All games will be played at the venue of the higher seed

===NCAA tournament===

| Seed | Region | School | First Four | 2nd Round | 3rd Round | Sweet 16 | Elite Eight | Final Four | Championship |
|---|---|---|---|---|---|---|---|---|---|
| 16 | East | Fairleigh Dickinson | L, 65–96 vs. #16 Florida Gulf Coast – (Dayton) |  |  |  |  |  |  |

===National Invitational tournament===

| Seed | Bracket | School | 1st Round | 2nd Round | Quarterfinals | Semifinals | Championship |
|---|---|---|---|---|---|---|---|
| 8 | St. Bonaventure/BYU Quadrant | Wagner | W, 79–75 vs. #1 St.
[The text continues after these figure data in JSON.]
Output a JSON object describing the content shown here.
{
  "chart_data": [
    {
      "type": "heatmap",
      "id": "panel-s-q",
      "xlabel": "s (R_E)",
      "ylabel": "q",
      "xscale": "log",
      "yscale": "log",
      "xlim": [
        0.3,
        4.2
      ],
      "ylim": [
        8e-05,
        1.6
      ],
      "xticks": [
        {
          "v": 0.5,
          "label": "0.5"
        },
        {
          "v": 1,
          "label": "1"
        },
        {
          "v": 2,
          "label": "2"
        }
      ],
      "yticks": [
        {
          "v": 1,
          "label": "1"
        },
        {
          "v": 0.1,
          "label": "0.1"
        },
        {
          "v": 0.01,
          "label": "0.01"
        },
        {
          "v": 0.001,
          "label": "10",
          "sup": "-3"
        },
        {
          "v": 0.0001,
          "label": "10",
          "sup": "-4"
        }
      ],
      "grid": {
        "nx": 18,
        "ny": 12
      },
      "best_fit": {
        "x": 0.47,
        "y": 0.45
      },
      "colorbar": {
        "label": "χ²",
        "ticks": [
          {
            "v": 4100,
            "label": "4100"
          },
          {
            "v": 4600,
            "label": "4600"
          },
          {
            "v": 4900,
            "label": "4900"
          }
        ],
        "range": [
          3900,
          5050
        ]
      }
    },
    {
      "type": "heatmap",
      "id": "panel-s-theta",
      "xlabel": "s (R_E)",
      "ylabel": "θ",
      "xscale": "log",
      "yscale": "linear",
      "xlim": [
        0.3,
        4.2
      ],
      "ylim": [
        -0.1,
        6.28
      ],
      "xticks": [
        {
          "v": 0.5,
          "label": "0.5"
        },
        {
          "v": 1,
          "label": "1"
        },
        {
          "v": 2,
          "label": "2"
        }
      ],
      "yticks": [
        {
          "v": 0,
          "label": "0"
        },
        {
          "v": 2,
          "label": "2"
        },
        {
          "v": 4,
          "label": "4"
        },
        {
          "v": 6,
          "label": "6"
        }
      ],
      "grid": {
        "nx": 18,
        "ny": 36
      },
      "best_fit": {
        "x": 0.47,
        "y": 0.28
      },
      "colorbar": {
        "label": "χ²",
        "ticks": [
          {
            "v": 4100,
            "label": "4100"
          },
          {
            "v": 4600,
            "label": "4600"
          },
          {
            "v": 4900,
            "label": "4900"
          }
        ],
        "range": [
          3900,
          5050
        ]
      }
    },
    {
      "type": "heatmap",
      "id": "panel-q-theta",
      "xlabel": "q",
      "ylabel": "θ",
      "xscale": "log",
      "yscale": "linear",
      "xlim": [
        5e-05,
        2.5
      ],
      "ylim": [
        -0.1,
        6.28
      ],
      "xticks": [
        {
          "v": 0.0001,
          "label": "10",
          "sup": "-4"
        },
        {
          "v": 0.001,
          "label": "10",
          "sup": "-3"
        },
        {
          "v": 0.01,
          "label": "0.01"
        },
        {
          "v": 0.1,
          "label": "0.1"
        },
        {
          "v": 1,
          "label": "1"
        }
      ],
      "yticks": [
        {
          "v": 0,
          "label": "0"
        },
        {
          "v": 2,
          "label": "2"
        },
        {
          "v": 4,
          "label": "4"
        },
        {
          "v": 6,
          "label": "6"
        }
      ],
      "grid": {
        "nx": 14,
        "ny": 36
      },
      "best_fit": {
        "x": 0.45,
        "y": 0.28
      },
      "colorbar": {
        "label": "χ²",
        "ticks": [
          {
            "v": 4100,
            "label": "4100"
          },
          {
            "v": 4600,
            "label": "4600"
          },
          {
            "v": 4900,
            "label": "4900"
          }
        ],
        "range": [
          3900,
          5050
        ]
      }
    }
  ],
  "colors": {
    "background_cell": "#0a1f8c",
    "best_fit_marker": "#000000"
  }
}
Bonaventure | L, 54–87 vs. #4 Creighton |  |  |  |

==Honors and awards==

2016 NEC Men's Basketball Individual Awards
| Award | Recipient(s) |
| Player of the Year | Cane Broome, SHU |
| Coach of the Year | Bashir Mason, WC |
| Defensive Player of the Year | Amdy Fall, SFBK |
| Rookie of the Year | Marcel Pettway, BRY |
| Most Improved Player of the Year | Earl Potts Jr., FDU |

2016 NEC Men's Basketball All-Conference Teams
| First Team | Second Team | Third Team | Rookie Team |
| Cane Broome, So., G., SHU Ronnie Drinnon, Sr., F., SFU Jerome Frink, Jr., F., LIU Martin Hermannsson, So., G., LIU Rodney Prior, Sr., G., RMU | Darian Anderson, So., G., FDU Michael Carey, Jr., G., WC Corey Henson, So., G., WC Earl Potts Jr., So., F., FDU Junior Robinson, So., G., MSM | BK Ashe, Jr., G., MSM Chris Hooper, Sr., F., SFBK Yunus Hopkinson, Jr., G., SFBK Tyreek Jewell, Sr., G., SFBK Brandon Peel, Sr., F., CCSU | Mike Holloway, Fr., F., FDU Quincy McKnight, Fr., G., SHU Austin Nehls, Fr., G., CCSU Marcel Pettway, Fr., F., BRY Nisre Zouzoua, Fr., G., BRY |
† - denotes unanimous selection

==Milestones and records==
- On December 10, 2015 the St. Francis Brooklyn Terriers attempted 49 three-pointers against NJIT, the most in conference history in a single game.